I tried to sell a Thinkpad on eBay last night. This morning, I wake up, and someone has chosen the “Buy It Now” option, and sent me the following email:
Real credible, right?
So, I spend an hour on “Live Chat” with eBay trying to get my fees refunded and this guy’s purchase cancelled (I don’t want him to leave negative feedback, though I doubt he’d dare). I list the item again, and this time mention that I will not ship internationally. Within a few minutes of the listing, I get another email, from a different jackass.
I have not sold something on eBay for a while - I had no idea how bad this had gotten. What a joke. I hope for eBay’s sake that they’re doing something about it, because I really don’t need to put up with this shit. Hopefully another dipshit won’t choose Buy It Now and force me to do all this crap over again.
I had one of these crooks snipe my auction last weekend. Once they realized I wasn’t gonna give them my PayPal account number or send them anything, they pulled their account from eBay (which they had registered that morning) and vanished. Fortunately I was able to Second Chance one of my bidders.
eBay is one of the greatest resources ever. I hope they won’t let these parasites ruin it.
Can sellers disablethe Buy It Now option? Just curious.
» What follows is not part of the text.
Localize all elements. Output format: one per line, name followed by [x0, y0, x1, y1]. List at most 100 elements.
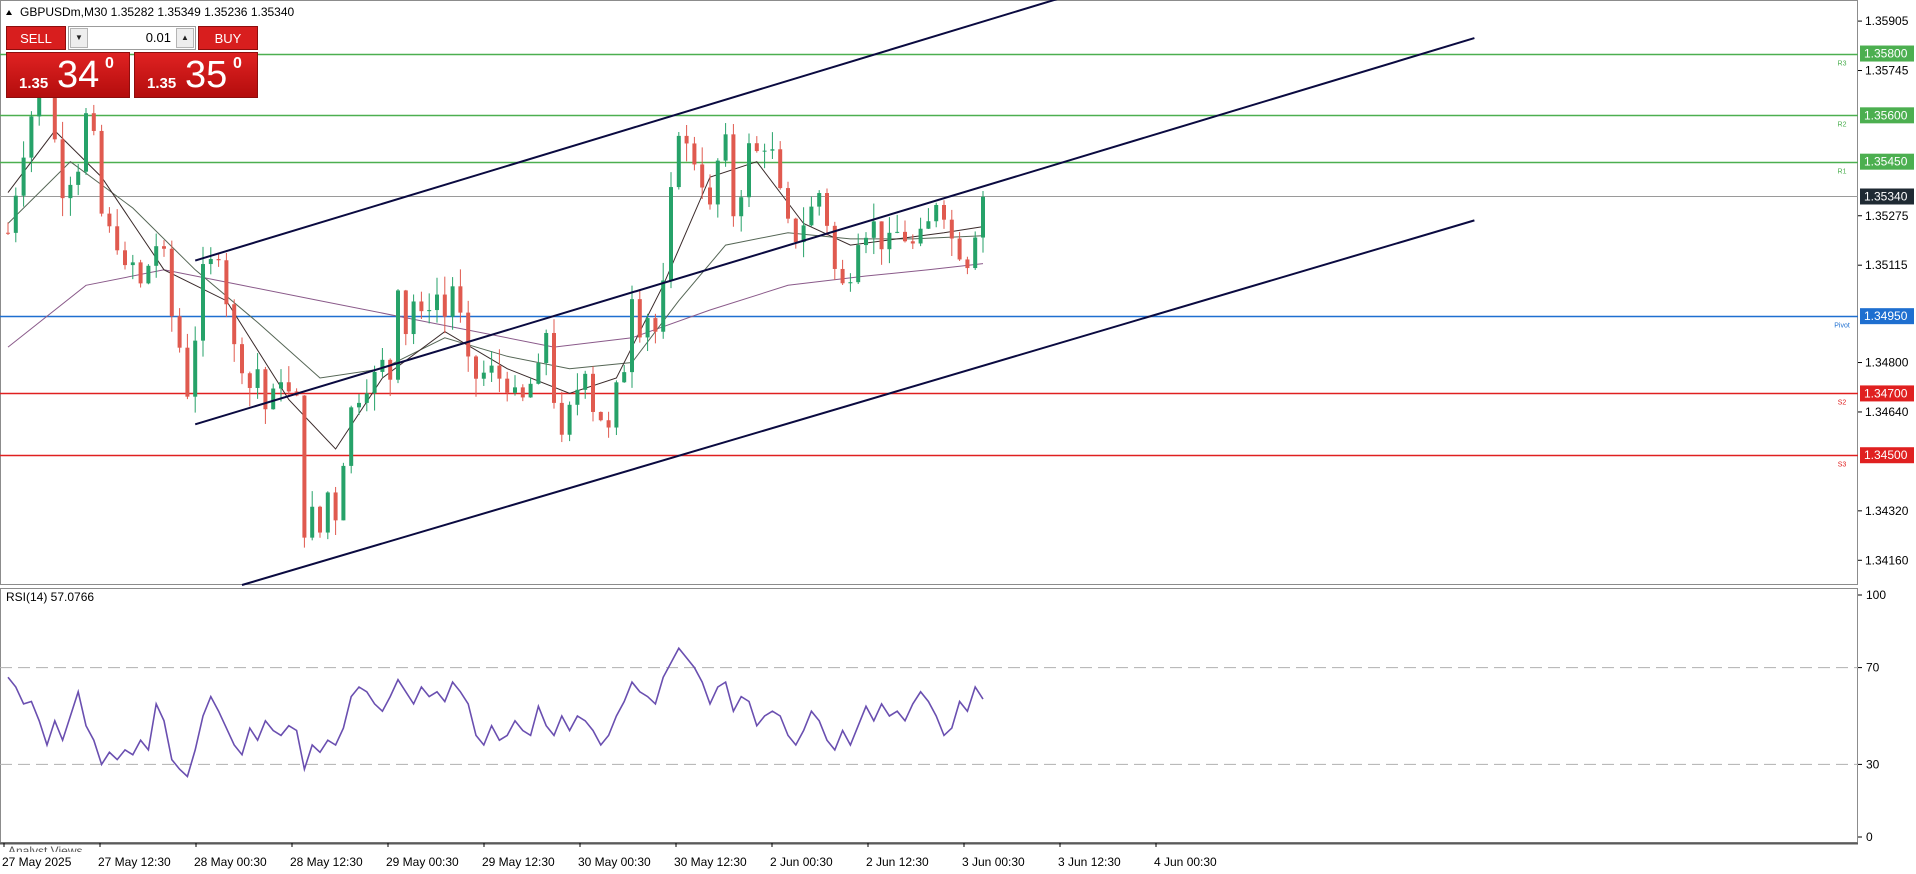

The problems I’ve read with scammers on eBay all seem to stem from the Buy It Now thing as opposed to standard bidding.
What was the feedback score from those users? I typically restrict the feedback score on my auctions to prevent people who have just signed up from buying expensive stuff and scamming me.
Sellers don’t have to use the Buy-It-Now option at all, if they don’t want too.
I’ve been getting a lot of phoney second-chance offers lately. For example, I bid $200 on something, it goes to $400 with five or so bidders higher than me, and I get a second-chance offer – sometimes even before the auction has closed. The offers don’t come through eBay, and they clearly are not from the real seller, but presumably they hope that if you respond, they can tell you how to send them money.
Match.com used to be plagued with Russian bride spam. After a year-long infestation of “I am Svetlana and I admire you structure” email messages pissed off their membership and threatened their reputation, Match hit upon a brilliant solution - block Russia and Eastern Europe. Most of the spam went away immediately (snaps fingers).
Why doesn’t eBay just block access from Nigeria and satellite ISPs that serve Nigerian cybercafes?
In my case the scammer’s feedback was zero (you can’t restrict zero feedback, only negative). My auction was not BIN; the prick just sniped in the last minutes of the auction.
Yeah, in the future, I think I will avoid it. But I know that I personally like buying things using Buy It Now, rather than waiting a week to confirm that I won the auction, only to have it sniped out from under me in the last minute.
Well, who knows exactly what the scam was going to be. I imagine they would have sent a fake “Paypal payment - click here to claim” link, or something like that, trying to get me to enter my account information.
typically, they send you what appears to be valid funds. You send them the item, by the time you find out the money is fake, you are out the item. Also, they tend to send you a higher dollar amount than the item costs and ask you to keep a portion and send the difference, in that scam you are out your cash AND your item.
BTW, they are now using TDD systems to do the scam. The company my mom works for got a TDD request a few weeks ago that was a scam. The scummy thing is, the operators can’t tell you that they are scamming you. Even if they know.
In the “Nigerian scam”, the buyer tells the seller that he will overpay for the item, usually with some concocted excuse. He asks that the seller refund the difference to him. The seller then discovers that the buyer’s money order was forged, after he’s already sent the money to the buyer.
This one doesn’t sound like the Nigerian scam per se, but it has all the hallmarks - they usually have poor grammar and punctuation, are short on details about the item itself, and contain extraneous information (what does his brother’s birthday have to do with anything?) Might be a different scam, or he might be waiting to introduce the overpayment angle after he gets a bite from the seller.
You can block international bidders from bidding on your auctions. Also make sure you block bidders with negative feedback.
I seem to recall there being an option like “restrict sales to buyers with n+ feedback score”. I usually restrict my sales to buyers with 10+ feedback, and have never gotten scammed.
You can’t block questions from buyers outside of your shipping area, but you can prevent them from placing bids or using the BIN. There is an option in your preferences where you can:
Not accept bids from users with less than 0 feedback
Not accept bids from users with more than x bid retractions in the last month (can’t remember what the exact figure is)
Not accept bids from users located in places you do not ship to
The last point is the most important as it will prevent people outside of your shipping radius from placing bids or killing your BINs.
Yes, this is a good option. If you go under my eBay -> My Account -> Preferences and click on “Buyer Requirements” you can choose to block buyers with a feedback score of X or less, you can block buyers who are registered in a country you don’t ship to (also very helpful), and buyers with any unpaid item strikes against them. Setting these preferences will at least help protect you from scammers a little.